Convenzione, aperto il tavolo Sisac, la trattativa entra nel vivo

Roma, 7 settembre – Si è tenuto ieri a Roma il primo, atteso incontro tra Sisac, Federfarma e Assofarm per avviare le trattative per il rinnovo della convenzione nazionale tra farmacie e Ssn, ferma all’ultimo rinnovo del 1998, ovvero vent’anni fa, un’epoca in cui la riforma del Titolo V della Costituzione doveva ancora arrivare, la farmacia era l’unico soggetto deputato

all’erogazione dei farmaci sul territorio e non esistevano né la Conferenza delle Regioni né tantomeno il Comitato di settore Sanità.

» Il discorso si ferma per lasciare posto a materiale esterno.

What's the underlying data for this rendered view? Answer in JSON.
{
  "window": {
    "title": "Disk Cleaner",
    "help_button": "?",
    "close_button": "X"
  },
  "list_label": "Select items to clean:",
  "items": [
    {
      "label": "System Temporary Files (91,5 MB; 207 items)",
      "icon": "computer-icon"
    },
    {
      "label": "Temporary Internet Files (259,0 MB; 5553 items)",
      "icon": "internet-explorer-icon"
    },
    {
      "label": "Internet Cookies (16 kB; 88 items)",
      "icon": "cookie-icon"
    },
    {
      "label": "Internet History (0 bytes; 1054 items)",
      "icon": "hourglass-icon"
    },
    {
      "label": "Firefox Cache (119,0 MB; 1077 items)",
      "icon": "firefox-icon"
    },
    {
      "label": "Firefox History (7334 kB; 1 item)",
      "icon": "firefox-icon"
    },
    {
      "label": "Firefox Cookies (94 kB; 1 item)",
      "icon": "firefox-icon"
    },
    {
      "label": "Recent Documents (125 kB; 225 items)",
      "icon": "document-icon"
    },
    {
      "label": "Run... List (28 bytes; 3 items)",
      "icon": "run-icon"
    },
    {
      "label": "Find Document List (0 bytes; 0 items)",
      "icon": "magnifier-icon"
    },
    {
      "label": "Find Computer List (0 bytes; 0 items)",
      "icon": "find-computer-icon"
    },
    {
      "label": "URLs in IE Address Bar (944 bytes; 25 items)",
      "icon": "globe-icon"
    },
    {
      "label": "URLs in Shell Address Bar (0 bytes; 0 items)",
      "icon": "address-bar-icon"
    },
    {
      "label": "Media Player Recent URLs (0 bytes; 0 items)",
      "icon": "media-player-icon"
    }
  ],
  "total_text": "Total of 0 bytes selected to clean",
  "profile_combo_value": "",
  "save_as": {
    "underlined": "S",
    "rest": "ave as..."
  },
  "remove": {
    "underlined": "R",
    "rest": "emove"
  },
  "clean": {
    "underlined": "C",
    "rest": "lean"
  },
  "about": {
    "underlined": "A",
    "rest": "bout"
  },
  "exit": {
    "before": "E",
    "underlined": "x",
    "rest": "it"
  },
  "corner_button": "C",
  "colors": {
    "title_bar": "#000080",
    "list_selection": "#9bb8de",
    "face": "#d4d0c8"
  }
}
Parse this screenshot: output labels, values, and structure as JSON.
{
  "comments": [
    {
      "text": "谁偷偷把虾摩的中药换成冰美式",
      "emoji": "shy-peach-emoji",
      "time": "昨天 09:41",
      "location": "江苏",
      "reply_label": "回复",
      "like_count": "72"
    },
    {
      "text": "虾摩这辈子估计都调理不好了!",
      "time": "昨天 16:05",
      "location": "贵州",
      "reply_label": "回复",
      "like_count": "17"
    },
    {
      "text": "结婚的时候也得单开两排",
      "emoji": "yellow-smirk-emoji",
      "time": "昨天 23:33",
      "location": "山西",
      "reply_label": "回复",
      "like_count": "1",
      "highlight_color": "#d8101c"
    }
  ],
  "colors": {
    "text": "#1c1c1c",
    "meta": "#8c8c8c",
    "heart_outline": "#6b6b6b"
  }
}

Il contenuto della seduta, come era stato annunciato, è stato di natura prevalentemente logistico-organizzativa, atteso che a fissare il “campo di gioco”, sotto il profilo dei contenuti, è stato l’atto di indirizzo licenziato a marzo (cfr. RIFday del 9 marzo) e poi trasmesso dal Comitato di settore Sanità della conferenza delle Regioni  alla Sisac nel successivo mese di luglio, per la sua “traduzione” nella piattaforma negoziale, sulla quale la struttura interregionale coordinata da Vincenzo Pomo (nella foto) che gestisce i rinnovi contrattuali del personale sanitario convenzionato e i sindacati maggiormente rappresentativi delle farmacie pubbliche e private hanno appena avviato il confronto.

L’incontro di ieri è stato speso quasi esclusivamente per fissare le regole che guideranno la negoziazione e per definire la composizione delle delegazioni delle farmacie ammesse al tavolo, che saranno appunto quelle di Federfarma (che rappresenta l’87% per cento delle farmacie aperte al pubblico del Paese) e di Assofarm (7%), che siederanno al tavolo Sisac con un numero pari di delegati (saranno sei), anche se Pomo ha voluto sottolineare l’oggettiva maggior peso rappresentativo del sindacato delle farmacie private.

Un “distinguo” non fine a se stesso, ma anch’esso in qualche modo finalizzato a regolare la trattativa, per significare che qualora dovessero sorgere punti di vista e posizioni differenti tra i due sindacati durante le negoziazioni, la Sisac non potrà che dare la priorità a quelli di Federfarma.
La base del confronto sarà il testo del già ricordato atto di indirizzo, al quale la Sisac non ha apportato integrazioni: Federfarma e Assofarm, al riguardo,  potranno presentare i loro documenti con le osservazioni, richieste e proposte già in occasione del prossimo incontro, già fissato per il 10 ottobre prossimo.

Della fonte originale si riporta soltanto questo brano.